V1(x, ?) > Y , that is, V1(x, ?)(肋i) > Y (肋i) for i = 1, 2, 3.

2. [8 marks] Static hedging with options. Consider a parametrised family of

European contingent claims with the payoff X(L) at time T given by the following

expression

X(L) = min

(

2|K ? ST |+K ? ST , L

)

where a real number K > 0 is fixed and L is an arbitrary real number such that

L ≡ 0.

(a) Sketch the profile of the payoff X(L) as a function of the stock price ST and

find a decomposition of X(L) in terms of terminal payoffs of standard call and

put options with expiration date T . Notice that the decomposition of the payoff

X(L) may depend on values of K and L.

(b) Assume that call and put options are traded at time 0 at finite prices.
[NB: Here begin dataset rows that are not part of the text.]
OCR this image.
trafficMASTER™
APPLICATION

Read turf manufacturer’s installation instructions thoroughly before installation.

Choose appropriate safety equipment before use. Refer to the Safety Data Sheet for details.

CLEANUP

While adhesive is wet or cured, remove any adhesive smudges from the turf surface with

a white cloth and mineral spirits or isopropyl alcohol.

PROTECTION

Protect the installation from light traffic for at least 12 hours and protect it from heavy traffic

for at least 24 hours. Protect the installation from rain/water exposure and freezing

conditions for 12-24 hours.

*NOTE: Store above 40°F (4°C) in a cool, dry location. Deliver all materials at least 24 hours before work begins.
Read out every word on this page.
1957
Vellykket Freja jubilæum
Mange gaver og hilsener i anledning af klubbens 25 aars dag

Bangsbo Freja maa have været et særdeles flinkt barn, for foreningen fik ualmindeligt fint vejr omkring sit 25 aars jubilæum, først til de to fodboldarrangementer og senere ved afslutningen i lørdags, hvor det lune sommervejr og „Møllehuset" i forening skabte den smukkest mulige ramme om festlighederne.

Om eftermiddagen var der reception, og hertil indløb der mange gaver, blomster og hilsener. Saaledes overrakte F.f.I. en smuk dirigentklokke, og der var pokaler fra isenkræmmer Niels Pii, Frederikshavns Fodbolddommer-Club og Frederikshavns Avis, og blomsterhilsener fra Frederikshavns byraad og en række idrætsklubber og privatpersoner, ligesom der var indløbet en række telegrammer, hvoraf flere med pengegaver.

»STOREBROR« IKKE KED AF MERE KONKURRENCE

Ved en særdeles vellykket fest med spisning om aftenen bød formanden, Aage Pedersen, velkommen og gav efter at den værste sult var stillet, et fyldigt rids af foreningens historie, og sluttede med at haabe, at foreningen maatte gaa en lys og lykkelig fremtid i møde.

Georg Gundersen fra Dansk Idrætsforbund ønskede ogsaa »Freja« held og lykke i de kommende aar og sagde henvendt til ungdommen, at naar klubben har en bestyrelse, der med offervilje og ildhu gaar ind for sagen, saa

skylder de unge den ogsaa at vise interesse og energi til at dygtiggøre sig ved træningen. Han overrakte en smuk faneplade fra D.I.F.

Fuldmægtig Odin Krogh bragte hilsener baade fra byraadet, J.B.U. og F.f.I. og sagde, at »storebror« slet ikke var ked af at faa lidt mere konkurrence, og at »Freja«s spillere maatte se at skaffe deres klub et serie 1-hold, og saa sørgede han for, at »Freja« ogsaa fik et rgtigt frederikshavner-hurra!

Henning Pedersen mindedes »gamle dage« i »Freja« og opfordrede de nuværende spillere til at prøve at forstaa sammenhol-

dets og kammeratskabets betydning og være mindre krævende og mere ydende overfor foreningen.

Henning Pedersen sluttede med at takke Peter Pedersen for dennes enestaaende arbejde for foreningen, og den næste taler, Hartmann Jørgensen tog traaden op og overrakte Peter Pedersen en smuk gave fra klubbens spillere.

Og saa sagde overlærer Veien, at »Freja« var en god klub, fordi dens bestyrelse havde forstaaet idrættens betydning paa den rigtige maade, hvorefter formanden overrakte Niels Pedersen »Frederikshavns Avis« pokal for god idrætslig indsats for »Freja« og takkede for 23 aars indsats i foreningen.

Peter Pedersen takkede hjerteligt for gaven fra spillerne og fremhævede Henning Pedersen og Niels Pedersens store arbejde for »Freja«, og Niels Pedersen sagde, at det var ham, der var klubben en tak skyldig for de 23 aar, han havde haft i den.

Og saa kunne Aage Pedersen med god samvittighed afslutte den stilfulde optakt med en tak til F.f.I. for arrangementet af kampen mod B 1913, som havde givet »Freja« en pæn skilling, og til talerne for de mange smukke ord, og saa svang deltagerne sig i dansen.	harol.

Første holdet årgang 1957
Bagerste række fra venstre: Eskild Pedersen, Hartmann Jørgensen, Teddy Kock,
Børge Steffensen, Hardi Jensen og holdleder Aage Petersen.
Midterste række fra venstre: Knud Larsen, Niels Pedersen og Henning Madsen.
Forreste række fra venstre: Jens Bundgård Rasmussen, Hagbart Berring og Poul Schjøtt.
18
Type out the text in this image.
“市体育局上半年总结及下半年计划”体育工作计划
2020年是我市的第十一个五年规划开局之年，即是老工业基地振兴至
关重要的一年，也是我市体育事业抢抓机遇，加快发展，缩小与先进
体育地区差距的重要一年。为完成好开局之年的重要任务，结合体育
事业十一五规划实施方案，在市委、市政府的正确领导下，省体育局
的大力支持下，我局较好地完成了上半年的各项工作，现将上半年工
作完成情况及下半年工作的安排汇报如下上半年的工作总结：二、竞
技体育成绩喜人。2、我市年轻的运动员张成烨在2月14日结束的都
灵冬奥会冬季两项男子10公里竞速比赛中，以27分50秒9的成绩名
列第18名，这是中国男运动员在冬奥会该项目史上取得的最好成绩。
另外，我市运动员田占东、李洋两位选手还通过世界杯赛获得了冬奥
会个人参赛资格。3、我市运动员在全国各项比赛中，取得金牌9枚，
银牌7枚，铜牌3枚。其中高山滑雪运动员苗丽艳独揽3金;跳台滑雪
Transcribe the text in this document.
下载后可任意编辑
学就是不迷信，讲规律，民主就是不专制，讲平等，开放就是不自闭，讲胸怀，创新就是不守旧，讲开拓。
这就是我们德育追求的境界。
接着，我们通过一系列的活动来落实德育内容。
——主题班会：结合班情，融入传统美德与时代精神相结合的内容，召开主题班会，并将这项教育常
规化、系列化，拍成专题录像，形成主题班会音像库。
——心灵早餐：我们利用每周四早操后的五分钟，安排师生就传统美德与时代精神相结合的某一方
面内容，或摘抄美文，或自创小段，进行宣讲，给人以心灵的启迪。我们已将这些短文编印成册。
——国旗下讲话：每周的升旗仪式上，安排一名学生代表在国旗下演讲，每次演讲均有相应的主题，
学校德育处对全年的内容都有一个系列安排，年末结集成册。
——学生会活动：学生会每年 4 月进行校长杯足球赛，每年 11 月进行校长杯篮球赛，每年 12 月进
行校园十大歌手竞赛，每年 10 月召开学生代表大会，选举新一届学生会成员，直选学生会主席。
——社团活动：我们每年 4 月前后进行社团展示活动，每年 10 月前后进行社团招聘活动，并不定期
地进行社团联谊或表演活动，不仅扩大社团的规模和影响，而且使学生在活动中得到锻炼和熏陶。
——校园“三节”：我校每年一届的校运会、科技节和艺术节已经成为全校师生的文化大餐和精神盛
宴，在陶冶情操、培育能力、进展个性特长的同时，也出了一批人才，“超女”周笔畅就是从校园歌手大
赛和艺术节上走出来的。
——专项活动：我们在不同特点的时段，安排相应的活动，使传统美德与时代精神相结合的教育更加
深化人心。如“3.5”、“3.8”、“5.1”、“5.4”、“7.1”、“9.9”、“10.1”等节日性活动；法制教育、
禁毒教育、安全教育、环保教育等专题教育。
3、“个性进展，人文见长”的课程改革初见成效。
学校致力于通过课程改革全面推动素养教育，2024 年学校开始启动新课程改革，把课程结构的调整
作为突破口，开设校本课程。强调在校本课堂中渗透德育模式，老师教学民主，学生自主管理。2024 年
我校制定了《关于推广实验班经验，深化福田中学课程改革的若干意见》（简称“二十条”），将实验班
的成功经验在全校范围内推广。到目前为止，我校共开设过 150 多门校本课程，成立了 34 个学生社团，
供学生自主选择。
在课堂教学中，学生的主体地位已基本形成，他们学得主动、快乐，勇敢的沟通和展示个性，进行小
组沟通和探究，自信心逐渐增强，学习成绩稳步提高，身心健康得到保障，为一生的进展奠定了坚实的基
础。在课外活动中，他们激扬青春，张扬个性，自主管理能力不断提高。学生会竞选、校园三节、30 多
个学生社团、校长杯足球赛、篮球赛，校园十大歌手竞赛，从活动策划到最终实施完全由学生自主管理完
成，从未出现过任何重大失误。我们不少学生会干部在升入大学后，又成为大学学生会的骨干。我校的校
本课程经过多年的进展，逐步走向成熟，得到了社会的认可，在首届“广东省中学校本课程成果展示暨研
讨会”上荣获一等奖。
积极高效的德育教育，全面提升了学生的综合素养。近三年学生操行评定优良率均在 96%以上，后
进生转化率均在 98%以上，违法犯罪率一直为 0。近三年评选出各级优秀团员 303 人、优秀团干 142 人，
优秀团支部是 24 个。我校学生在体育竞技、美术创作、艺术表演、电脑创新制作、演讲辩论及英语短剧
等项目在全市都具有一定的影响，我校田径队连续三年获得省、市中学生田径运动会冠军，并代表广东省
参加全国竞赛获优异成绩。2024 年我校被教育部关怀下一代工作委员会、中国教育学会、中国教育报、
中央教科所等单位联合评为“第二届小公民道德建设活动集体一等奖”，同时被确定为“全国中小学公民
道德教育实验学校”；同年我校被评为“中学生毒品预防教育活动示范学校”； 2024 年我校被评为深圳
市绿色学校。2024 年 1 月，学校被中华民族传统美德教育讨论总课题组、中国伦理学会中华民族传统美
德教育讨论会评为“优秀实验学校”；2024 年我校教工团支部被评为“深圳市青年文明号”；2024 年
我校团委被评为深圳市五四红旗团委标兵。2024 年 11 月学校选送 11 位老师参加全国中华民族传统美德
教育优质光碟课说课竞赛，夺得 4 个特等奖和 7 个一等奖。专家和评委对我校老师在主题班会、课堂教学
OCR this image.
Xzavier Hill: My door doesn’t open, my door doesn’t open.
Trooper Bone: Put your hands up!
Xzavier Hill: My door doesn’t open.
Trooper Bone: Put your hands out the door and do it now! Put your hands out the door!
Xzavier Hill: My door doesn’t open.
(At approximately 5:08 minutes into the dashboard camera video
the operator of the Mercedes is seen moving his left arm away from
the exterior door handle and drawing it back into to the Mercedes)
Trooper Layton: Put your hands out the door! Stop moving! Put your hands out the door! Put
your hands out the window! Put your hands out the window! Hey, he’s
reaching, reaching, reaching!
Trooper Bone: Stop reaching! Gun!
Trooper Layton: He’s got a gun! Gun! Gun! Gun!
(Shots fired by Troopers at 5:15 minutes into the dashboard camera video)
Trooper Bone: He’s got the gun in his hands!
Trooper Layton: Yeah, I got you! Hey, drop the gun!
For

each value of L ≡ 0, find a representation of the arbitrage price pi0(X(L)) of

the claim X(L) at time t = 0 in terms of prices of call and put options at time

0 using the decompositions from part (a).

(c) Consider a complete arbitrage-free market modelM = (B, S) defined on some

finite state space ?. Show that the arbitrage price of X(L) at time t = 0 is a

monotone function of the variable L ≡ 0 and find the limits limL↙3K pi0(X(L)),

limL↙﹢ pi0(X(L)) and limL↙0 pi0(X(L)) using the representations from part (b).

(d) For any L > 0, examine the sign of an arbitrage price of the claim X(L) in any

(not necessarily complete) arbitrage-free market modelM = (B, S) defined on

some finite state space · Justify your answer.